Fotopedia
- Fotopedia's landing page since the site's closure.
- Website type: Photo/Encyclopedia
- Available in: English
- Founded: October 10, 2008
- Owners: Fotonauts, Inc.
- Website: www.fotopedia.com
- Registration: optional
- Launched: June 9, 2009
- Current status: Closed
- Content license: Creative Commons or All Rights Reserved

= Fotopedia =

Former online photo encyclopedia

The site's homepage while it was still operational.

Fotopedia was a photo encyclopedia that, as of August 2011, had generated more than 51,000 pages and linked to over 755,000 photos.

Fotopedia was launched in June 2009 by five former Apple employees: Jean-Marie Hullot, Bertrand Guiheneuf, Manuel Colom, Sébastien Maury and Olivier Gutknecht.

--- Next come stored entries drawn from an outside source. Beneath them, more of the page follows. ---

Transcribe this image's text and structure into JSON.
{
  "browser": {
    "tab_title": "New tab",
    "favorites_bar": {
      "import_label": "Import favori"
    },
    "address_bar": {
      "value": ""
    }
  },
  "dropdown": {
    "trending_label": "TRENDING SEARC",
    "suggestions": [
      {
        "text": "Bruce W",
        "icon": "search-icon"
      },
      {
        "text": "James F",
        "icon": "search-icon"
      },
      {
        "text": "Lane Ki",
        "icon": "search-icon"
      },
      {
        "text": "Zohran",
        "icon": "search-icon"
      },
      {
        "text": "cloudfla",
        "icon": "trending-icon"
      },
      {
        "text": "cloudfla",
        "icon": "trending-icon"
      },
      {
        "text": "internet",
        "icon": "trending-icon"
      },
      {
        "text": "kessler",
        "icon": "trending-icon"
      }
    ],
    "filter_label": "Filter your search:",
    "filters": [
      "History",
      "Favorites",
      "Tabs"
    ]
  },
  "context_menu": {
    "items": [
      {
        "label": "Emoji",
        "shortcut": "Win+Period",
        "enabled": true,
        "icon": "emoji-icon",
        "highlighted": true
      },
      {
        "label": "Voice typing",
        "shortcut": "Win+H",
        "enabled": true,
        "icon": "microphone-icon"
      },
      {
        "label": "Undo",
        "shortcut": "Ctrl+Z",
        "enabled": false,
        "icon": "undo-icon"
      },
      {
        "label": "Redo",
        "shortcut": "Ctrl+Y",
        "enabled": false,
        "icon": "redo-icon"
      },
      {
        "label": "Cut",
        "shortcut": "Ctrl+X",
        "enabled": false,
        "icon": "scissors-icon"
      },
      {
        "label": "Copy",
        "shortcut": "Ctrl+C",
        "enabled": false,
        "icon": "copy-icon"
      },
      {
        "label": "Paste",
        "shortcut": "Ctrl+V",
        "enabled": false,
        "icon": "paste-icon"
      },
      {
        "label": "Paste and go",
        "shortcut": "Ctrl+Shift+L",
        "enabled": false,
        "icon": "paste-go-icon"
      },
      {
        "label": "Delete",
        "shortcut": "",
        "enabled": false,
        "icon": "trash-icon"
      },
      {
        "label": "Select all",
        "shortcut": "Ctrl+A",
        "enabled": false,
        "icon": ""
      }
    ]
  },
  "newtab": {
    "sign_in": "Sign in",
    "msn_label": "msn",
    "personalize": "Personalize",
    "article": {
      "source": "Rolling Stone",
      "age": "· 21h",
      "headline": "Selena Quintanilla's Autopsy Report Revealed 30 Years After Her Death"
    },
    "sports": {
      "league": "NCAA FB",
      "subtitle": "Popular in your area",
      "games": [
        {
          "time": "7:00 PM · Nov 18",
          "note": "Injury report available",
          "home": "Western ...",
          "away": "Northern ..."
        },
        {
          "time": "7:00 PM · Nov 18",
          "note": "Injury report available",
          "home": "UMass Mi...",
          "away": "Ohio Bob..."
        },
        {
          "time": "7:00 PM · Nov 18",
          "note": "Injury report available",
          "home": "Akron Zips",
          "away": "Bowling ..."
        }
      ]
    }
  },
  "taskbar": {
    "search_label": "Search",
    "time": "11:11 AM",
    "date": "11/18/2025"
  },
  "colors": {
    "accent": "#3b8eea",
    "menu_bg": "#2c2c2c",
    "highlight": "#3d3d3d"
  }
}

Members could create photo-driven articles which include Wikipedia and Google Maps information. They were able to add a limited number of photos per day resulting in a high quality selection of photos. The range of topics varied widely from precise locations, music bands or species to countries and famous people. As well as taking part in the encyclopedia, professional and amateur photographers on Fotopedia could create albums to display their works, use Wikipedia articles to add context and to advertise popular albums. Fotopedia also had several social networking features, such as a profile page and ability to interact with other users and content.

Fotopedia supported Creative Commons licenses, enabling photos to be reused throughout the encyclopedia. Joi Ito, CEO of Creative Commons, was a board member.

On July 31, 2014, Fotopedia announced it would be discontinued. Users had until August 10, 2014 to retrieve their data. After that, all data was deleted from the server. As a reason for the site's discontinuation, the founders listed that they believed "there [was no] suitable business in [the concept of storytelling] yet." Three days before the deadline, the Evernote Corporation announced that users could sync their existing Fotopedia material with Evernote before the shutdown, free of charge.

The Archive Team made a backup available on archive.org. However, the pictures are not directly displayed, but assembled within archive files that need to be downloaded and extracted. The software used to copy the pictures from fotopedia.com to archive.org is available on GitHub.